From week one of our class, Great Ideas in Western Music, we have relied heavily on recorded performances. Recordings have given us the opportunity to listen repeatedly to different pieces and particular sections of pieces in order to catch their peculiarities.

This kind of listening is liberating and of course helpful when you study music closely for the first time. But there are costs. The very experience of listening to a piece of music on an iPod, or watching a music video on YouTube tends to be too abstract and disembodied when compared with the live performance. The mere presence of instrumentalists or singers on stage at a live concert helps organize our experience as both listener and viewer. Not only can we identify the source of the sound, but we can also observe how musicians use their bodies in ways to communicate particular qualities of feeling: singers smile and sometimes grimace, violinists sway, clarinetists dart etc., etc., etc. In addition, we can see how conductors enact the dimension of time in a piece so that we, too, can keep track of what is going on. Equally important, we can survey how audiences behave at different kinds of live performances. Depending on the nature of the concert, the audiences deportment, the liberty of applause, the attitude of performers, even the clothing may change. These details of the concert-going experience tell us not only about musical styles, but also about the deeply ingrained values embedded within varying cultures of concert performance.

The main purpose of your concert comparison paper is to articulate the specific nature of a live classical performance as opposed to a different concert, be it another type of a classical music event or a pop concert. So, to begin:

1. ATTEND TWO CONCERTS:

a. One must be a classical/Western art music concert (this includes musicals, ballet, and opera)

b. The other may be a concert genre of your choice

(Possible two-concert pairs might be: an opera and a symphony orchestra concert; a symphony orchestra concert and a pop concert; a musical and a contemporary classical music (avant-garde) concert; a ballet and a world music concert. There are many combinations that are possible!)

2. TAKE NOTES AT THE CONCERTS of everything you observe that has to do with the totality of your concert experience: the venue, the audience, the musicians and ABOVE ALL, the music.

3. TAKE A CONCERT PROGRAM from the classical concert you attend. You will need to attach this program to your Report. If an event runs out of concert programs, take a photograph of one if you can. A concert program is not needed for the second concert program.

NOTE: If you attend a Miami University Music Department concert you will also need to surrender your Miami ID to the Concert Manager in the lobby in order to receive credit for attendance. After the concert is over you will be able to retrieve your ID and be on your merry way. If you leave the concert early, you will not receive your ID, nor credit for attending; your ID will be available for pickup in the Music Department Office (109 Presser Hall).
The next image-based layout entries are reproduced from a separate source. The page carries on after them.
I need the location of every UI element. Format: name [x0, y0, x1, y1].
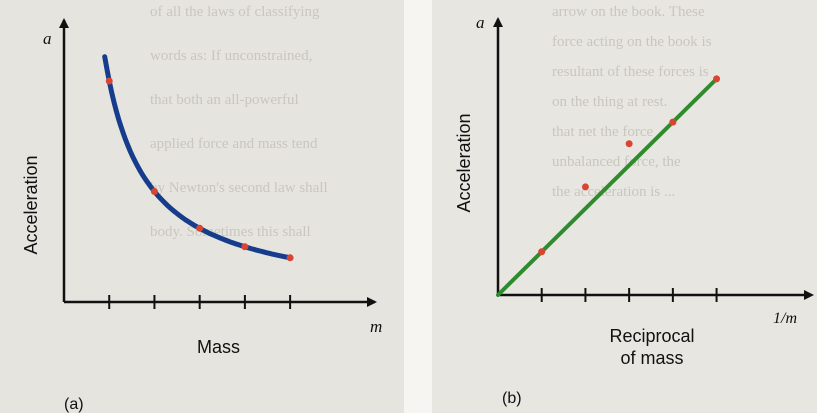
panel-gutter	[404, 0, 432, 413]
background-text-line: body. Sometimes this shall	[150, 224, 311, 240]
background-text-line: by Newton's second law shall	[150, 180, 328, 196]
background-text-line: unbalanced force, the	[552, 154, 681, 170]
data-point-a	[150, 188, 158, 196]
x-axis-label-b-line2: of mass	[620, 348, 683, 368]
x-axis-symbol-b: 1/m	[773, 310, 797, 327]
y-axis-arrow-a	[59, 18, 69, 28]
data-point-b	[669, 118, 677, 126]
data-point-b	[538, 248, 546, 256]
background-text-line: the acceleration is ...	[552, 184, 675, 200]
chart-panel-a: of all the laws of classifying words as: …	[0, 0, 404, 413]
background-text-line: of all the laws of classifying	[150, 4, 320, 20]
y-axis-label-b: Acceleration	[454, 113, 474, 212]
background-text-line: resultant of these forces is	[552, 64, 709, 80]
data-point-a	[196, 224, 204, 232]
y-axis-symbol-a: a	[43, 29, 52, 48]
y-axis-arrow-b	[493, 17, 503, 27]
series-fit-line-b	[496, 76, 719, 297]
data-point-b	[713, 75, 721, 83]
chart-panel-b: arrow on the book. These force acting on …	[432, 0, 817, 413]
x-axis-arrow-b	[804, 290, 814, 300]
data-point-a	[105, 77, 113, 85]
background-text-line: applied force and mass tend	[150, 136, 318, 152]
background-text-line: that net the force	[552, 124, 654, 140]
data-point-b	[581, 183, 589, 191]
chart-b-svg: arrow on the book. These force acting on …	[454, 4, 814, 407]
background-text-line: that both an all-powerful	[150, 92, 299, 108]
y-axis-label-a: Acceleration	[21, 155, 41, 254]
chart-a-svg: of all the laws of classifying words as: …	[21, 4, 382, 413]
x-axis-label-a: Mass	[197, 337, 240, 357]
data-point-b	[625, 140, 633, 148]
background-text-line: force acting on the book is	[552, 34, 712, 50]
panel-label-b: (b)	[502, 390, 522, 407]
data-point-a	[241, 243, 249, 251]
background-text-line: arrow on the book. These	[552, 4, 705, 20]
panel-label-a: (a)	[64, 396, 84, 413]
data-point-a	[286, 254, 294, 262]
background-text-line: on the thing at rest.	[552, 94, 667, 110]
x-axis-arrow-a	[367, 297, 377, 307]
x-axis-label-b-line1: Reciprocal	[609, 326, 694, 346]
x-axis-symbol-a: m	[370, 317, 382, 336]
background-text-line: words as: If unconstrained,	[150, 48, 312, 64]
y-axis-symbol-b: a	[476, 13, 485, 32]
4. WRITE A COMPARATIVE ESSAY that describes what the concert experience was like in each concert in as much detail as possible.

Please use the terminological tools that you have been receiving in this class every week in your discussion of the music. In addition, you are welcome to talk about what you felt while listening to the music and observing the concerts environments.

a. Keep the following questions in mind when making an outline or brainstorming for your paper: how were the two musical experiences different, and how did that difference affect YOU? What, for YOU, made the biggest difference in a live classical music performance as opposed to a recorded one, or a non-classical one? Do you think classical music is still blooming, or would you rather predict its impending demise?

b. Your paper can take any discursive form you wish: short story, poem, newspaper column, comic book, Facebook page, a series of Tweets… BE CREATIVE! A catchy title often helps better focus your argument.

5. THE DETAILS

a. All Reports must include:

i.The types of concerts attended.

ii.The dates and locations of the concerts.

iii.The names of the performers or ensembles.

iv.The types of instruments used.

v.Descriptions of the venues and audiences.

vi.Musical terminology learned in the course of the semester to describe the music of the concerts.

b. All responses should be written in complete sentences. In addition to content, your Report will be evaluated on grammar punctuation, and organization.

c. Length: 3 to 5 pages in length. When taking on a more creative endeavor, please talk to me about the length requirement.

d. Include your name, course number and section (MUS189A), and date in the header.

e. Reports must be typed, double-spaced, in 12-point font with one-inch margins, and stapled/use of a paper clip.